You can almost see the inhabitants of each caravan run down to the beach as soon as the red dirt they arrive on ends at the turquoise ocean. They’re desperate for the oasis after weeks of Outback driving.

“Look at this place!”
They yell beaming through the refreshing ocean breeze.
“It’s paradise. Boy after that journey, I just don’t want to leave here.” Many finish that with an exhausting statement, “I’m not sure I’m into 4WDriving much after all.”
It’s been four months and our journey through the Top End has come to an end.
Despite been driven mad a lot of the time by the toughness of it, and those damn flies, I’ve loved every minute. Because lying waiting for you beneath the tough exterior are endless horizons of exquisite beauty, ancient timelessness, vitality and perfection.
Secret nooks and crannies, waterfalls, gorges, stunning sunsets, and a thriving ecosystem hiding amongst the apparent lifelessness of the scrub.

The Top End has given birth to a deep love and connection within me for Australia.
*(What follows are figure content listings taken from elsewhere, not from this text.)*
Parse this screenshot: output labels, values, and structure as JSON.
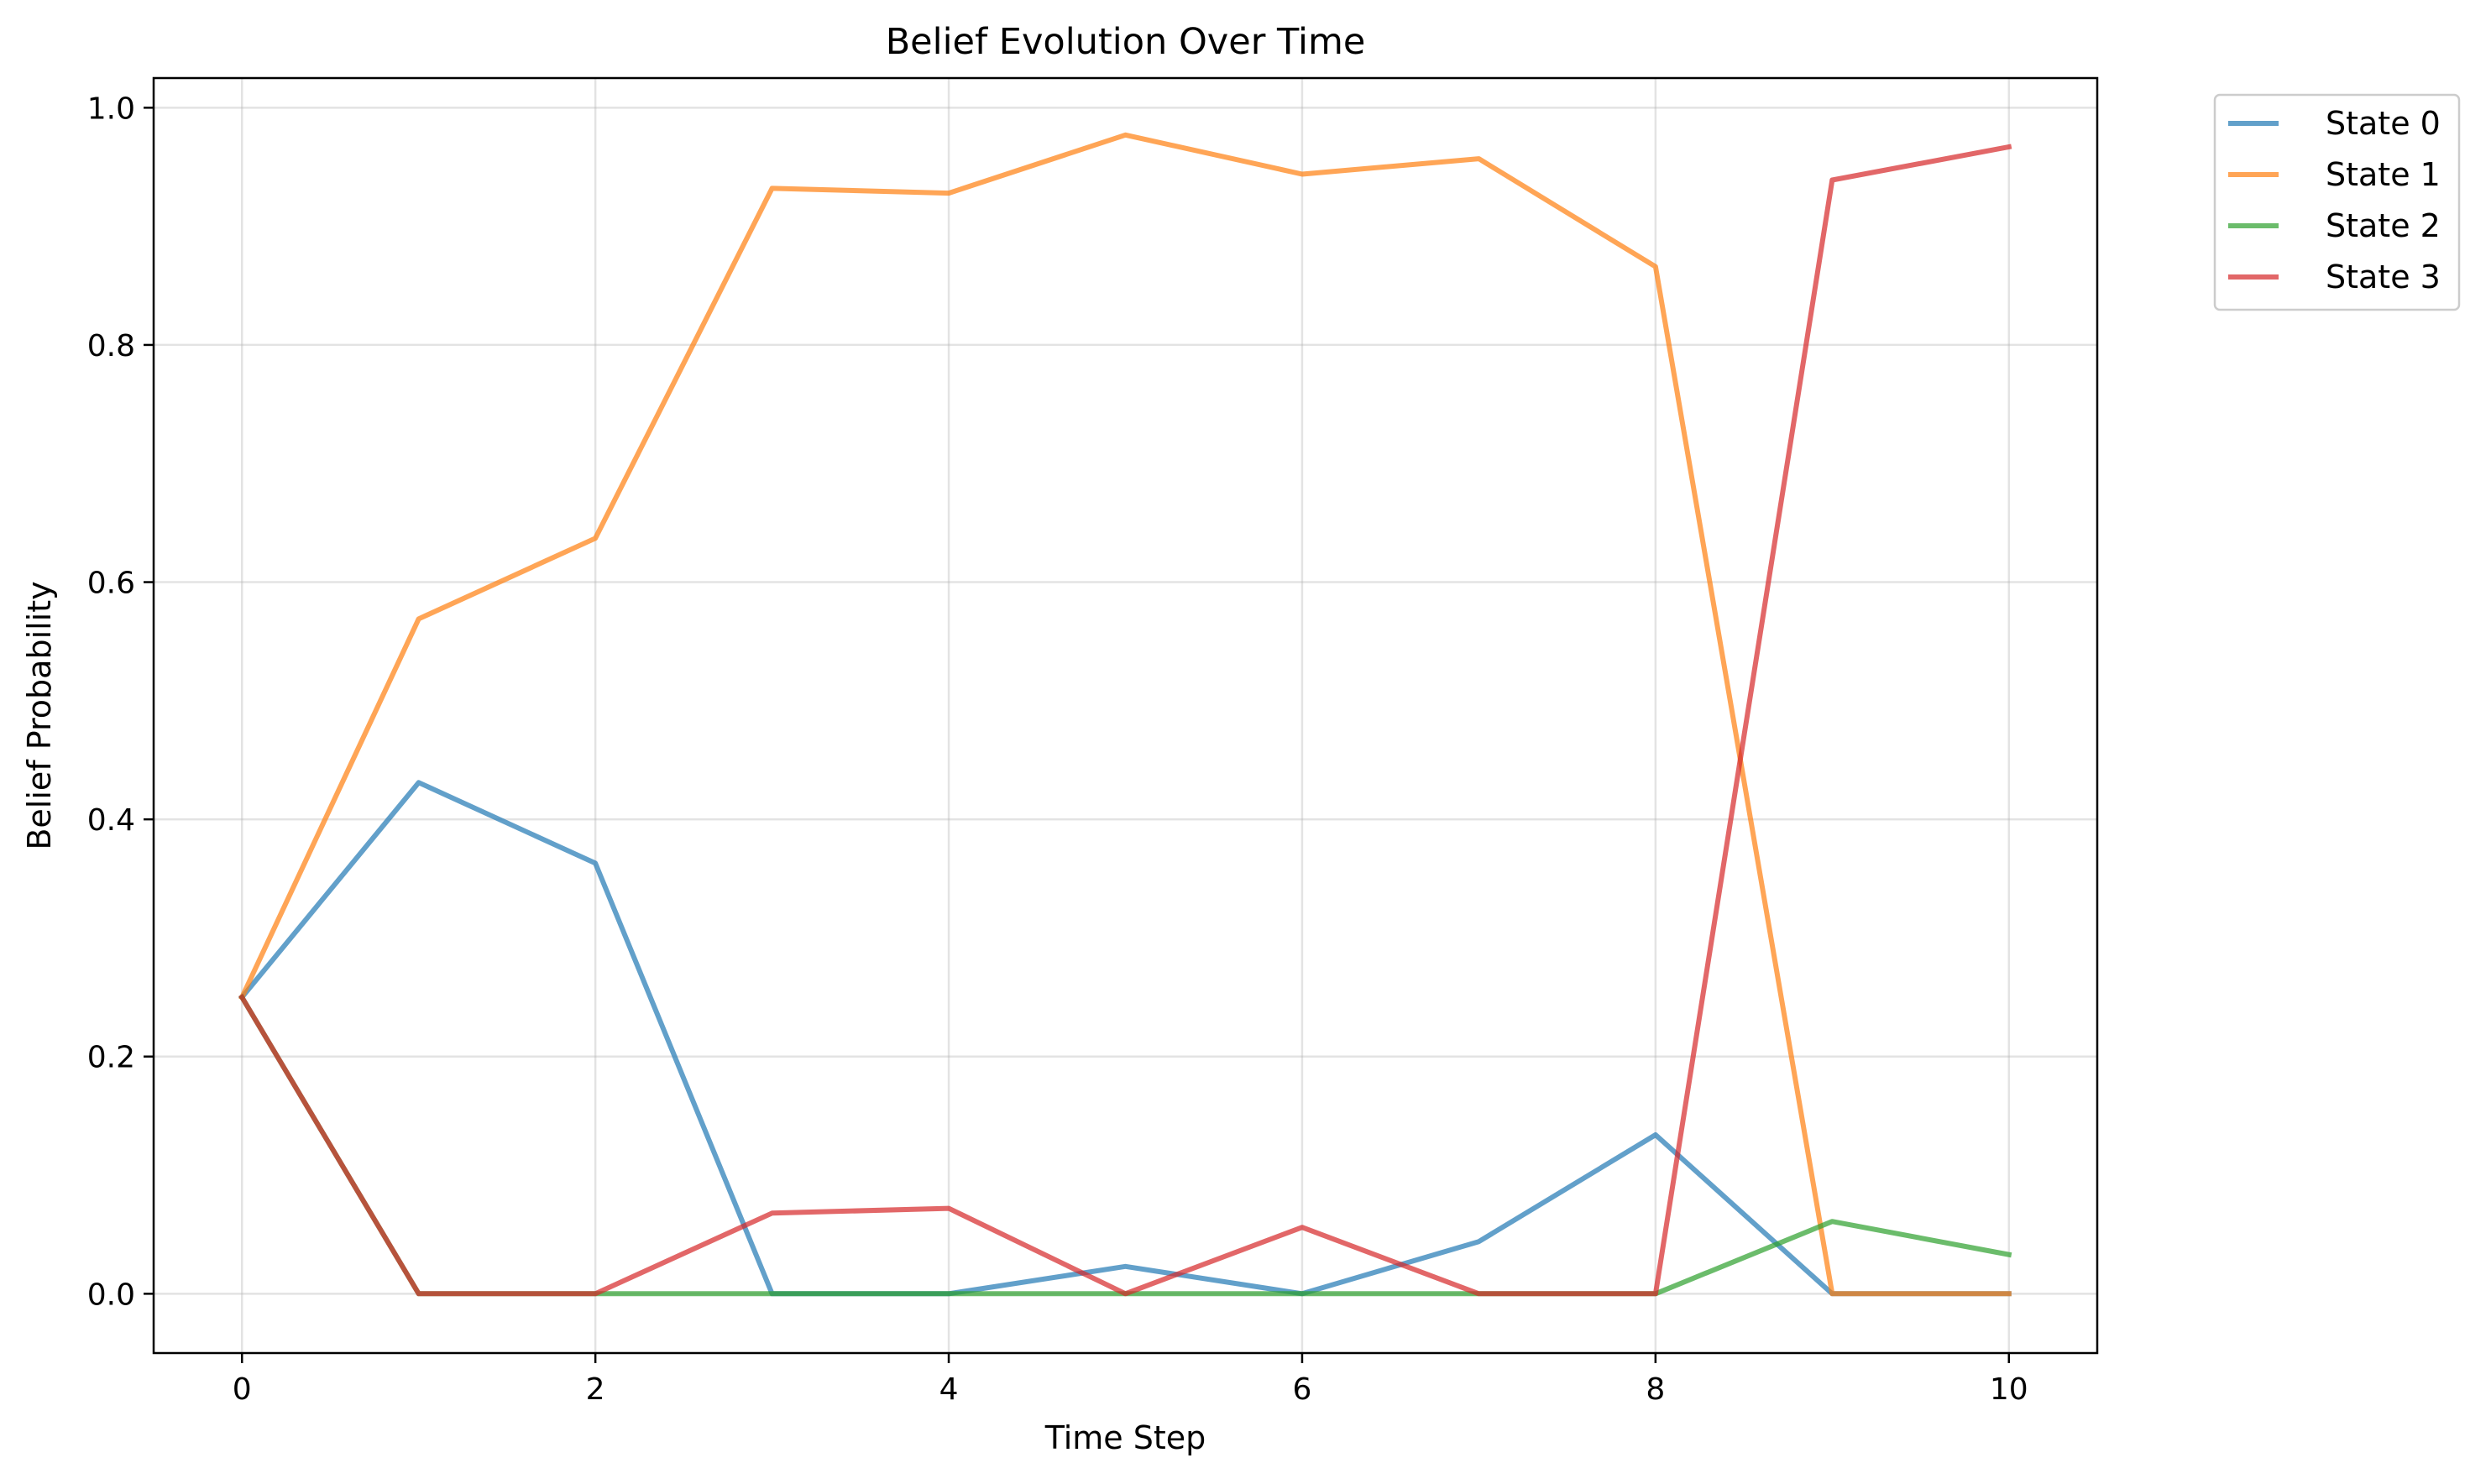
{
  "chart_data": {
    "type": "line",
    "title": "Belief Evolution Over Time",
    "xlabel": "Time Step",
    "ylabel": "Belief Probability",
    "xlim": [
      -0.5,
      10.5
    ],
    "ylim": [
      -0.05,
      1.025
    ],
    "xticks": [
      0,
      2,
      4,
      6,
      8,
      10
    ],
    "xtick_labels": [
      "0",
      "2",
      "4",
      "6",
      "8",
      "10"
    ],
    "yticks": [
      0.0,
      0.2,
      0.4,
      0.6,
      0.8,
      1.0
    ],
    "ytick_labels": [
      "0.0",
      "0.2",
      "0.4",
      "0.6",
      "0.8",
      "1.0"
    ],
    "grid": true,
    "legend_position": "outside-upper-right",
    "x": [
      0,
      1,
      2,
      3,
      4,
      5,
      6,
      7,
      8,
      9,
      10
    ],
    "series": [
      {
        "name": "State 0",
        "color": "#1f77b4",
        "values": [
          0.25,
          0.431,
          0.363,
          0.0,
          0.0,
          0.023,
          0.0,
          0.044,
          0.134,
          0.0,
          0.0
        ]
      },
      {
        "name": "State 1",
        "color": "#ff7f0e",
        "values": [
          0.25,
          0.569,
          0.637,
          0.932,
          0.928,
          0.977,
          0.944,
          0.957,
          0.866,
          0.0,
          0.0
        ]
      },
      {
        "name": "State 2",
        "color": "#2ca02c",
        "values": [
          0.25,
          0.0,
          0.0,
          0.0,
          0.0,
          0.0,
          0.0,
          0.0,
          0.0,
          0.061,
          0.033
        ]
      },
      {
        "name": "State 3",
        "color": "#d62728",
        "values": [
          0.25,
          0.0,
          0.0,
          0.068,
          0.072,
          0.0,
          0.056,
          0.0,
          0.0,
          0.939,
          0.967
        ]
      }
    ]
  }
}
It’s possibly the part I’ll speak most about from this road trip in years to come.
This is my country. And I’m in love with it.
But, I sure am happy to be leaving the red dust, exhausting heat, and annoying flies behind to return to pristine beaches and green rolling hills.
Hang on a minute. This is Australia. There’s no escaping the damn flies.
As we come out of the wilderness, allow us to take you on a little journey of some of it’s exquisiteness with our images below.
This is the Top End of Australia. You’re mad if you miss it.